Rekordy zgonów w USA. Kolejna tragiczna doba, ale pojawia się światełko w tunelu

Koronawirus w USA. Lekarze na pierwszej linii frontu w walce z zarazą.
Koronawirus w USA. Lekarze na pierwszej linii frontu w walce z zarazą. (Fot. MSNBC/screen)
REKLAMA

Co najmniej 1,2 tys. chorych zmarło w ciągu ostatnich 24 godzin w USA z powodu koronawirusa. Bilans ofiar śmiertelnych w Stanach Zjednoczonych wzrósł do 9633 osób.

Od początku epidemii w USA wykryto łącznie 336 830 przypadków zakażeń koronawirusem. Już ponad 25 proc. wszystkich oficjalnie potwierdzonych na świecie chorych na Covid-19 znajduje się w Stanach Zjednoczonych.

Niedziela była kolejnym, czwartym z rzędu, a piątym w ogóle dniem, w którym liczba zgonów przekroczyła tysiąc. Szczyt epidemii w USA – jak ostrzegają władze i eksperci – dopiero nadejdzie.

REKLAMA

Nadchodzący tydzień będzie najtrudniejszym i najsmutniejszym w życiu większości Amerykanówpowiedział w niedzielę naczelny lekarz USA Jerome Adams w telewizji Fox News, porównując epidemię koronawirusa do ataku na Pearl Harbor w 1941 r.

Według rządowych modeli w Stanach Zjednoczonych z powodu Covid-19 umrzeć może nawet do 240 tys. osób.

Delikatny spadek w Nowym Jorku

Najbardziej dotknięta epidemią jest aglomeracja Nowego Jorku, gdzie zmarło dotychczas 4159 osób.

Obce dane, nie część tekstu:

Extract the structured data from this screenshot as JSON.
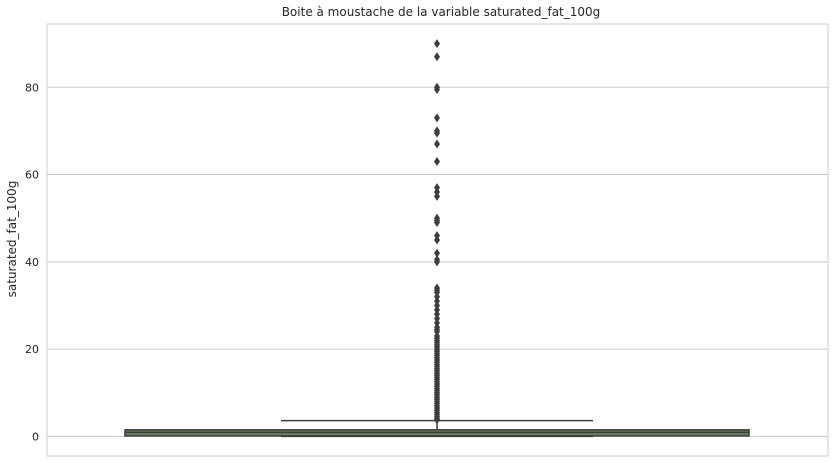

Gubernator Nowego Jorku Andrew Cuomo podał w niedzielę, że w stanie po raz pierwszy od wybuchu epidemii dobowy bilans zmarłych zakażonych koronawirusem okazał się niższy w stosunku do bilansu z poprzedniego dnia. Jego zdaniem stan Nowy Jork jest obecnie wystarczająco zaopatrzony w sprzęt medyczny na trzy do czterech dni.

Trump widzi światełko w tunelu

„Zaczynamy widzieć światło na końcu tunelu. Miejmy nadzieję, że w nie tak dalekiej przyszłości będziemy bardzo dumni z pracy jaką wykonaliśmy” – mówił podczas niedzielnej konferencji prasowej w Białym Domu prezydent USA Donald Trump.

Amerykański przywódca poinformował też, że w ciągu 24 godzin rząd federalny przekazał dodatkowe 500 respiratorów do stanu New Jersey. 200 wysłano do Luizjany, 300 do Michigan, a 600 do Illinois.

Lekarze ostrzegają, że w amerykańskich szpitalach niedługo zabraknie respiratorów i trzeba będzie wybierać, których chorych leczyć. Rodzime firmy zwiększyły ich produkcję, ale – jak pisze „Wall Street Journal” – nie jest to wystarczające tempo na zaspokojenie rosnących potrzeb służby zdrowia.

W niedzielę władze stanu Waszyngton zadecydowały przekazać 400 swoich respiratorów do federalnych zapasów. Choć stan jest mocno dotknięty epidemią, to sytuacja nie pogarsza się w nim tak, jak na wschodnim wybrzeżu. W ocenie władz Waszyngtonu na ten moment inne stany bardziej potrzebują respiratorów.